ALBANY -- Some of the area's most influential residents were in the crowd of more than 200 people who jump started a countywide anti-poverty initiative Friday during a symposium hosted by the Albany Area Chamber of Commerce, officials say.
Called Strive 2 Thrive, the program focuses on poverty-stricken families and uses a model called "circles" developed by Scott Miller, a co-founder and CEO of Move the Mountain, a national anti-poverty organization.
Speaking at an anti-poverty symposium Friday, Miller discussed the program and how it focuses attention directly on the social relationships between those in poverty and those with means and resources to help pull them out.
"Our mission is to end poverty, not to just reduce it," Miller told the crowd. "But that means having a plan that surrounds those families in need with people who can bring their personal and professional experience to the table for everyone's benefit. For those with wealth to come to those without."

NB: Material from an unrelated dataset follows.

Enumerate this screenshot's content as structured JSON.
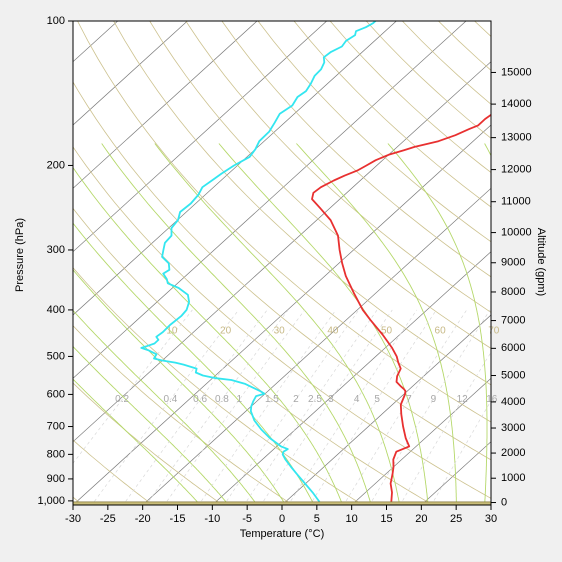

Miller said that programs in other states had shown that just throwing money at the problem wasn't solving anything. When you put those in need in connection with those who could satisfy those needs and allow those in poverty to work to pull themselves up, success rates dramatically improve, he said.
As a part of the symposium Friday, two local people in poverty, Kim and CeCe, each told their stories and answered questions about their lives and what they believe could help get them out of their current financial straits.
"If we had more support from the upper people, you know, the ones who have more than we do, if we got to know people in a higher status we may be able to elevate ourselves," said Kim, a mother of three who is currently working full time and pursuing her GED.
"I can't focus on the future because I only have enough money for
today," she said.
Miller pointed to roadblocks of getting people out of poverty, which include a lack of motivation or those who are comfortable being poor, lack of education and those who become discouraged when they do find a better paying job but one that brings in less income than subsidies did before they were employed.
After the city was named in Forbes as one of the poorest city's in the country, some of the area's top business leaders and stakeholders met and identified poverty as a key obstacle to improving the quality of life throughout the area.
Dwayne Myles, president of United Way of Southwest Georgia and a Strive 2 Thrive Committee member, said that contact needs to be made with some of the 900 or so non-profits throughout Dougherty County to ensure the needs of the public are being met efficiently.
"We're looking at a long-term program that creates a partnership with
those charitable organizations, social agencies and government entities to ensure that what we're doing is actually doing what its intended to do," he said. "We have to communicate with each other to make sure we're eliminating duplicate services and are fixing the problem, not creating a bigger one."
Miller showed the group statistics from various cities where the program had been implemented.
In Tupelo, Miss., a city of 70,000 people, over a span of 60 years leaders managed to turn a city that was once considered one of the poorest cities in one of the poorest states into one that -- for the last 18 years straight -- had generated 1,000 manufacturing jobs per year.
"Community development precedes economic development," Miller said. "If someone is built up and educated and motivated, those in industry will notice."